I slightly mentioned EDS (Elthros-Danlos Syndrome) and the possibility I might have it.
Well I went and saw my PCP and he said the only way to test if you truly have EDS is to do a muscle biopsy and if I did truly have EDS it wouldn’t matter because there is nothing to do about it. No cure, no preventive. Nothing. So… why go through a muscle biopsy for no reason?! He did say that if I ever need a joint replacement then I might consider getting the biopsy done due to the fact that my joint would have more issues reconnecting after surgery. Dr. Trumble told me he would patch and stitch me up as if I had a connective tissue disease anyways. So I’m in the clear. I don’t have to get anymore medical testing done!!! 🍾🎉
Well in other news…
I’m having issues with my daughter. She is scared to death over all of this stuff and is afraid I’m not going to make it out of surgery. And I know that’s not going to happen but how do I make her believe that??

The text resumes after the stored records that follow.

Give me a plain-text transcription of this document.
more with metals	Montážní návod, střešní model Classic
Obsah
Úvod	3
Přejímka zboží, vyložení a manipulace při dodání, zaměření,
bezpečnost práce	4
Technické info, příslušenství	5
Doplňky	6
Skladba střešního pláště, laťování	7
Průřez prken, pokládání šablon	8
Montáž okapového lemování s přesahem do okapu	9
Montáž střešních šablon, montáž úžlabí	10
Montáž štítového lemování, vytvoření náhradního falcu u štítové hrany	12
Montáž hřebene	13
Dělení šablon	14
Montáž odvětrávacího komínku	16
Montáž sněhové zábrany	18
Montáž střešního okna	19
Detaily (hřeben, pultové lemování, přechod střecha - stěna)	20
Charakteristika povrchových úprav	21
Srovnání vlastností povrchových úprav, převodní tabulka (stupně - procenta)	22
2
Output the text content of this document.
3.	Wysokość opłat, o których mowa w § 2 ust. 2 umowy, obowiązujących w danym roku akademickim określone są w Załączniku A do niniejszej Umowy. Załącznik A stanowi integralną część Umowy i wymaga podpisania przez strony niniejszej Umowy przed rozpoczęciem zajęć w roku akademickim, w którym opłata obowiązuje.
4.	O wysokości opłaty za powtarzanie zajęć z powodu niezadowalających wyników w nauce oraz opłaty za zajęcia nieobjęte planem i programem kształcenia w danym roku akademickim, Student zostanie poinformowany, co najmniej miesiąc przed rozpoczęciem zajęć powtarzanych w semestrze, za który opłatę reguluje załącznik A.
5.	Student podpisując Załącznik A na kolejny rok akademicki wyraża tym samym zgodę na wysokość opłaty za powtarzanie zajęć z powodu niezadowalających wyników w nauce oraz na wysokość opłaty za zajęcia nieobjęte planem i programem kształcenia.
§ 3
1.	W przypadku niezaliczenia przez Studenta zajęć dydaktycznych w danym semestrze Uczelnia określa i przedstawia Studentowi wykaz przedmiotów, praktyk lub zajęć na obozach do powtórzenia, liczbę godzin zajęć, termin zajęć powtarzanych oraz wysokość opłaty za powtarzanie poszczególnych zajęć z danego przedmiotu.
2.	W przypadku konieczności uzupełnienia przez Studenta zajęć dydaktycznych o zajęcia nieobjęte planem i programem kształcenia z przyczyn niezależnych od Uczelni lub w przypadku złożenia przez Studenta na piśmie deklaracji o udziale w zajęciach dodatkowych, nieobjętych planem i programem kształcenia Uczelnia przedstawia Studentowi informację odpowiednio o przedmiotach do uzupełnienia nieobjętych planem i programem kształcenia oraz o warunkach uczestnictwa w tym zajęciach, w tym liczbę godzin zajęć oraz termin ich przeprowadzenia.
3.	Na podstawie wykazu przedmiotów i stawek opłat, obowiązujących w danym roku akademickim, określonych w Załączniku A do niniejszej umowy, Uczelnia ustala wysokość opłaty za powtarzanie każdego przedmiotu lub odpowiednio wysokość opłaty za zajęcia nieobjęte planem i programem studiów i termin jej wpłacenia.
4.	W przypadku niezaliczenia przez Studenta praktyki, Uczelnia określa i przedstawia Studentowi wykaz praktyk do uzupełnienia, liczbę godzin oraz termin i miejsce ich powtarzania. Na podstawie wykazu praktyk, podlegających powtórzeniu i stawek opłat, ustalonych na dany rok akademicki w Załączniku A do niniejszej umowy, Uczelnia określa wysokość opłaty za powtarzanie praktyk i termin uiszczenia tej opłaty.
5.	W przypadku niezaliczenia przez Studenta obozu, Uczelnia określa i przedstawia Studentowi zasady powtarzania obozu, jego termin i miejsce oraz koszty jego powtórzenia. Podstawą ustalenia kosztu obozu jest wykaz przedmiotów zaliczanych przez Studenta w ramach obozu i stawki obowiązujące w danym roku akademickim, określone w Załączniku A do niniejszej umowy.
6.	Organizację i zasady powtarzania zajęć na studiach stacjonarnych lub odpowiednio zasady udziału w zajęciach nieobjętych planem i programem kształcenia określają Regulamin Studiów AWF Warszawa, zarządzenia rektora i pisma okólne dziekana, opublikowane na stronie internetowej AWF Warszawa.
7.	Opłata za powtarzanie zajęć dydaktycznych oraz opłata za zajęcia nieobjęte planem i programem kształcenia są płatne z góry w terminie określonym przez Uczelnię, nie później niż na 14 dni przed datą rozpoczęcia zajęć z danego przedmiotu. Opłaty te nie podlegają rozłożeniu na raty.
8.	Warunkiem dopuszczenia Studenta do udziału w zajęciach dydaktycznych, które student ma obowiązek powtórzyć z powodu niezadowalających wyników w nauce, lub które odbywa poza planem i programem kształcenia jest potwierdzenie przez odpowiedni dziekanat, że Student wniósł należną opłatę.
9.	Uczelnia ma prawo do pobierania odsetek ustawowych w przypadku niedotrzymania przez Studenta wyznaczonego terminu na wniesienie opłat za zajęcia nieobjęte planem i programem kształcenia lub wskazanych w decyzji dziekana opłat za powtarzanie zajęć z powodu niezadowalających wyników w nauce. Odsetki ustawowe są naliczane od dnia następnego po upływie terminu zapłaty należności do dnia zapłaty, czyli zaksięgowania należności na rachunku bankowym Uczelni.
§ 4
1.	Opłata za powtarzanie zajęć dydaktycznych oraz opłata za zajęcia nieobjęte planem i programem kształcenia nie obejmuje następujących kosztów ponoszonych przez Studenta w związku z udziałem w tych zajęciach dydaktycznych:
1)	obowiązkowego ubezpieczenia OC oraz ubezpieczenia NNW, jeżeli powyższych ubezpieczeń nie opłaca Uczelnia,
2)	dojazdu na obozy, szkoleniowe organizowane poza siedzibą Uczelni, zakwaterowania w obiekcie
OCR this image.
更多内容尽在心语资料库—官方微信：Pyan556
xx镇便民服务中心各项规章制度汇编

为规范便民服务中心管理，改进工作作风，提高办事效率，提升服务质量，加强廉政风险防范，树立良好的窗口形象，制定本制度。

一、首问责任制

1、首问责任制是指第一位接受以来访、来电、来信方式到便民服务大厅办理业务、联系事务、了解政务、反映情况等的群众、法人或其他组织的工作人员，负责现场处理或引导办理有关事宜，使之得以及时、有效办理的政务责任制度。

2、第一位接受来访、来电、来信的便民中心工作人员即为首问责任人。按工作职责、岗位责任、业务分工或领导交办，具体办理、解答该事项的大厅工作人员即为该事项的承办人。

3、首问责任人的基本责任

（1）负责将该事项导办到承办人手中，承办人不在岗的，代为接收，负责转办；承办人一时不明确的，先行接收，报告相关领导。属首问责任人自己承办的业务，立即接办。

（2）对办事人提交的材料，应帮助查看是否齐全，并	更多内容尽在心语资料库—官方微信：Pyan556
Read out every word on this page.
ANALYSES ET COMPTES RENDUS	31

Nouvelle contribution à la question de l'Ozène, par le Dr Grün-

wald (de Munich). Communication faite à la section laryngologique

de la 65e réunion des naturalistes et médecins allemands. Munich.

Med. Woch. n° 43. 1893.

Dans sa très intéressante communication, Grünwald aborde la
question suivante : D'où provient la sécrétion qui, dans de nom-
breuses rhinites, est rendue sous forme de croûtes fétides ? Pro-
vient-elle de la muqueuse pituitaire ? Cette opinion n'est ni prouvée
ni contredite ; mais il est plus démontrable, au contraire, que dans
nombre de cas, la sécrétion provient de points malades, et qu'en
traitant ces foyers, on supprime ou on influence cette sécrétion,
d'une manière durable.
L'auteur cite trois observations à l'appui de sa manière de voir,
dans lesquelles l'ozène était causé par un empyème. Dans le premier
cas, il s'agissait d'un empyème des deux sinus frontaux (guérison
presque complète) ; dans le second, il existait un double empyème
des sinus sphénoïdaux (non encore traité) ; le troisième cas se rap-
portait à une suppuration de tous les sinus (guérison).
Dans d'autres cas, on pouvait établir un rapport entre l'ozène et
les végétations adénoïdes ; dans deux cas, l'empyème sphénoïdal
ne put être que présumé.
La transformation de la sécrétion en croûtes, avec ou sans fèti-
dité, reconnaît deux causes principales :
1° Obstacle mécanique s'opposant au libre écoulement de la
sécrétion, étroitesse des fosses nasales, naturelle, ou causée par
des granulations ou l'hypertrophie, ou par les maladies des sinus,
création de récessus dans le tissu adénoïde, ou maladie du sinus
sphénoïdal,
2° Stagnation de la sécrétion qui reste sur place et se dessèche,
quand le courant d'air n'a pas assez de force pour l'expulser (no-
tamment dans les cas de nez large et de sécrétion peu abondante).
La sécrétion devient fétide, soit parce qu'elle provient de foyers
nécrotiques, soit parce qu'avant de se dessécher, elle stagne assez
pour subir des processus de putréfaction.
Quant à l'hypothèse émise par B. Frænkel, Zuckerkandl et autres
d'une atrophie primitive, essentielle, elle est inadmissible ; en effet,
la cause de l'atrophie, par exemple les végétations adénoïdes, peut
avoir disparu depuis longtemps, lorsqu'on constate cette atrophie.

We even have matching our fits 💜🦄 Lately our relationship has grown so strong. But I must admit I’ve been making some changes. I’ve been trying not to show my stresses, I’ve not been letting the little things get to me and I’m not yelling at the kids as often. I strated using essential oils, I tried a yoga class and I’ve been eating less sugar and more healthy. My mind is in a much better place. But it’s hard to figure out I need to do in order to take this fear from Malia.
Isn’t she just beautiful? All that innocence and purity she has. 🦄💜 That unconditional type of love that only a kid can have for you. I know parents love you unconditionally, but there’s no love like a child’s love. I fight this battle with my head held high because I have Malia and Dominic watching me fight. Dominic thinks his moms a super hero how could I let him down?